なお、本記事に合わせて、コタケクリエイト氏からメッセージをいただいたので紹介する。
「『Strange Shadow』は不気味な巨大生物から逃げたり隠れたりするプラットフォーマーアドベンチャーゲームです。イメージとしては『LITTLE NIGHTMARES』が近いかもしれません。
発売は2025年を予定していますが、もしかしたらもう少しかかるかもしれません(ごめんなさい)。
また、現在公開しているゲーム映像はかなり古い物なので、見た目やゲームシステムは発売する際にはいろいろと変わっている部分があると思います。タイトルも、"よりゲームに合ったもの"に変更予定です。

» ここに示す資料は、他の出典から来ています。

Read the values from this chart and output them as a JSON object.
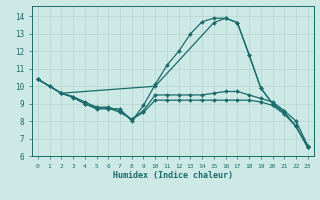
{
  "xlabel": "Humidex (Indice chaleur)",
  "xlim": [
    -0.5,
    23.5
  ],
  "ylim": [
    6,
    14.6
  ],
  "yticks": [
    6,
    7,
    8,
    9,
    10,
    11,
    12,
    13,
    14
  ],
  "xticks": [
    0,
    1,
    2,
    3,
    4,
    5,
    6,
    7,
    8,
    9,
    10,
    11,
    12,
    13,
    14,
    15,
    16,
    17,
    18,
    19,
    20,
    21,
    22,
    23
  ],
  "bg_color": "#cce9e5",
  "grid_color": "#b8d8d4",
  "line_color": "#1a6b6b",
  "lines": [
    {
      "x": [
        0,
        1,
        2,
        3,
        4,
        5,
        6,
        7,
        8,
        9,
        10,
        11,
        12,
        13,
        14,
        15,
        16,
        17,
        18,
        19,
        20,
        21,
        22,
        23
      ],
      "y": [
        10.4,
        10.0,
        9.6,
        9.4,
        9.0,
        8.7,
        8.7,
        8.7,
        8.0,
        8.9,
        10.1,
        11.2,
        12.0,
        13.0,
        13.7,
        13.9,
        13.9,
        13.65,
        11.8,
        9.9,
        9.0,
        8.5,
        7.7,
        6.5
      ]
    },
    {
      "x": [
        0,
        1,
        2,
        10,
        15,
        16,
        17,
        18,
        19,
        20,
        21,
        22,
        23
      ],
      "y": [
        10.4,
        10.0,
        9.6,
        10.0,
        13.65,
        13.9,
        13.65,
        11.8,
        9.9,
        9.0,
        8.5,
        7.7,
        6.5
      ]
    },
    {
      "x": [
        0,
        2,
        3,
        4,
        5,
        6,
        7,
        8,
        9,
        10,
        11,
        12,
        13,
        14,
        15,
        16,
        17,
        18,
        19,
        20,
        21,
        22,
        23
      ],
      "y": [
        10.4,
        9.6,
        9.4,
        9.1,
        8.8,
        8.8,
        8.6,
        8.1,
        8.6,
        9.5,
        9.5,
        9.5,
        9.5,
        9.5,
        9.6,
        9.7,
        9.7,
        9.5,
        9.3,
        9.1,
        8.6,
        8.0,
        6.6
      ]
    },
    {
      "x": [
        0,
        2,
        3,
        4,
        5,
        6,
        7,
        8,
        9,
        10,
        11,
        12,
        13,
        14,
        15,
        16,
        17,
        18,
        19,
        20,
        21,
        22,
        23
      ],
      "y": [
        10.4,
        9.6,
        9.35,
        9.0,
        8.75,
        8.75,
        8.5,
        8.1,
        8.5,
        9.2,
        9.2,
        9.2,
        9.2,
        9.2,
        9.2,
        9.2,
        9.2,
        9.2,
        9.1,
        8.9,
        8.4,
        7.7,
        6.5
      ]
    }
  ]
}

巨大生物ならではの恐怖感や面白さが体感出来るようなゲームに仕上げたいと思っていますので、楽しみにお待ちいただけますと幸いです。」(コタケクリエイト)
『8番出口』同様に、ワンアイデアのホラーチックなゲームを斬新な方法でまとめあげるのが上手い同氏……ぜひ『Strange Shadow』にも期待したい。

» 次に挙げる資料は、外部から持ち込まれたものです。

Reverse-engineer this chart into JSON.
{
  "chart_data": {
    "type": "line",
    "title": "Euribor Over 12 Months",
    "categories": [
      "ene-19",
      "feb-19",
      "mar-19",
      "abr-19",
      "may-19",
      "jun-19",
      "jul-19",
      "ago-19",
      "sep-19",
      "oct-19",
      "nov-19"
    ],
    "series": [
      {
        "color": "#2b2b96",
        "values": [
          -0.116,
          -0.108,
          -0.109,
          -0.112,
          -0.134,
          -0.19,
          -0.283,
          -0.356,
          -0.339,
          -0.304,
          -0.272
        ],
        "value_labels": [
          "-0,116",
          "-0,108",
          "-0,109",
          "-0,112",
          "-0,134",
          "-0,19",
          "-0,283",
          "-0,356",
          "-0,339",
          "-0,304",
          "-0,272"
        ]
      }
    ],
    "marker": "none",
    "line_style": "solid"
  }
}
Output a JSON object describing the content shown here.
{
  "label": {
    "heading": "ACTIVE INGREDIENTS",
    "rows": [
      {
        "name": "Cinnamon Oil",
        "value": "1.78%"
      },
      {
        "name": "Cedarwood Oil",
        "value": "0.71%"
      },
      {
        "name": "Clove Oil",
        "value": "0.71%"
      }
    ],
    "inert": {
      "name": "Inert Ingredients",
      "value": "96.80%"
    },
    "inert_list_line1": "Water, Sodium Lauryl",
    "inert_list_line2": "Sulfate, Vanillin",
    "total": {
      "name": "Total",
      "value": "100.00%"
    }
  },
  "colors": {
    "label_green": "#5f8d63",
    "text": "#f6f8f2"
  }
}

③『不思議のダンジョン 風来のシレン外伝 女剣士アスカ見参!』――イシイジロウ(代表作『428』)
『428 〜封鎖された渋谷で〜』や『3年B組金八先生 伝説の教壇に立て!』など、秀逸なサウンドノベルやアドベンチャーゲームを世に送り出すクリエイターとして有名なイシイジロウ氏。
各分野で活躍する人たちが集って"人狼"をプレイする"アルティメット人狼"の主宰など、あらゆるメディアで幅広く活躍されている同氏だが、キャリアのスタート地点はチュンソフトにあり『風来のシレン』シリーズに携わっていたことはご存じだろうか。
過去には『不思議のダンジョン 風来のシレン外伝 女剣士アスカ見参!』のゲームバランスを担当しており、現在のストーリーベースの作品に携わることが多い彼からすると、とても珍しい仕事であったと言えよう。このキャリアが伏線となって、いつか満腹度の存在する人狼ゲームを作ってくれる日が……来るかもしれない?
ちなみにシリーズ最新作『不思議のダンジョン 風来のシレン6 とぐろ島探検録』の有料ダウンロードコンテンツ"plusパック"にて、ひさびさにアスカの登場がアナウンスされている。
④『爆走デコトラ伝説BLACK』――小高和剛(代表作『ダンガンロンパ』シリーズ)
推理アクションゲーム『ダンガンロンパ』シリーズの小高和剛氏もまた、過去になかなかユニークなゲームに携わっている。彼は『爆走デコトラ伝説BLACK』という、デコトラ(デコレーショントラック)をテーマにしたニンテンドーDSのゲームで、シナリオを担当していたのだ。
『デコトラ伝説』シリーズは、デコトラをぶつけ合うという非常に荒々しいゲーム性で人気を博していた。とくに『BLACK』はシナリオの評判が高く、流石は尖ったシナリオベースのゲームでファンを獲得した小高氏らしい仕事ぶりである。
もし『ダンガンロンパ』シリーズがいまでも続いていたら、超高校級のデコトラ運転手が出てきた可能性も……いや、さすがにそれはないか……。
ちなみに、さきほど紹介したイシイジロウ氏がプロデュースを手掛けた『極限脱出 9時間9人9の扉』にて、ディレクターとシナリオを担当した打越鋼太郎氏と、小高和剛氏がタッグを組んだ新作『HUNDRED LINE -最終防衛学園-』が2025年4月24日に発売予定。こちらも非常に楽しみだ。